Three groups of these predatory creatures still survive today – centipedes, scorpions and spiders. Like their prey, they are members of the segmented group of animals, though the degree to which they have retained divisions in their bodies varies considerably. The centipedes are as clearly and extensively segmented as their close relatives the millipedes. The scorpions show divisions only in their long tails; and most spiders have completely lost all signs of segmentation, except for a few Southeast Asian species which retain clearly recognisable relics of their segmented past.
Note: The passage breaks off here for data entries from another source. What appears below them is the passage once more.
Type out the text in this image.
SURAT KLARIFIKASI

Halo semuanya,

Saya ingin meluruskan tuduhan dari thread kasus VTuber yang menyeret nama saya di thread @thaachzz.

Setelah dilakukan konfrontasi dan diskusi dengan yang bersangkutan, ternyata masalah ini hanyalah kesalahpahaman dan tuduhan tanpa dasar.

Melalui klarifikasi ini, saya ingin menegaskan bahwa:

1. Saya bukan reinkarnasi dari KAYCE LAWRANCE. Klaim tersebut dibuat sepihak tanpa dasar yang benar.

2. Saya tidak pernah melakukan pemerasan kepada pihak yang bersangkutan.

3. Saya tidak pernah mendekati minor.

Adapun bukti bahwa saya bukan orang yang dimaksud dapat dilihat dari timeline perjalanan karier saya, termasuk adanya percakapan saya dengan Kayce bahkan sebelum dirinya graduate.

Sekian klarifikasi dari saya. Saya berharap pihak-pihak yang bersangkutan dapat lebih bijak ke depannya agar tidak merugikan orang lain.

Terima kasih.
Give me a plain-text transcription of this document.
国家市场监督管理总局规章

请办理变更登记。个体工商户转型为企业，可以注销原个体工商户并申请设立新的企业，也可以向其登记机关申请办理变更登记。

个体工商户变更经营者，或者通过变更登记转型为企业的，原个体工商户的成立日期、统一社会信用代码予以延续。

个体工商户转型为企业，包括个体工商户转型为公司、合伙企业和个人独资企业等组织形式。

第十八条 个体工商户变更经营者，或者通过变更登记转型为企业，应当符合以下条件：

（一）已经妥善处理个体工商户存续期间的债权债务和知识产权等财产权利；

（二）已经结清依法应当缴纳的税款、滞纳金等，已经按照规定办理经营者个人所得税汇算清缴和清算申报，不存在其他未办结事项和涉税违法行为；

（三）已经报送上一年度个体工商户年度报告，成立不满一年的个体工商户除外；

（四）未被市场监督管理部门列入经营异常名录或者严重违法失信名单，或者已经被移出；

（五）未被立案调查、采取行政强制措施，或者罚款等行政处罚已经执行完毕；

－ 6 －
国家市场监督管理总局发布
The scorpions that live today have not only fearsome-looking claws but a large venom gland drooping from the end of a long thin tail with a sharp curving sting. Their copulations cannot be the somewhat hit-and-miss gropings practised by the millipedes. Approaching such an aggressive and powerful creature is a dangerous enterprise even if the move is made by another individual of the same species and its intentions are purely sexual. There is a real risk of it being regarded not as a mate but a meal. So scorpion mating demands, for the first time among the animals that have appeared so far in this history, the ritualised safeguards and placations of courtship.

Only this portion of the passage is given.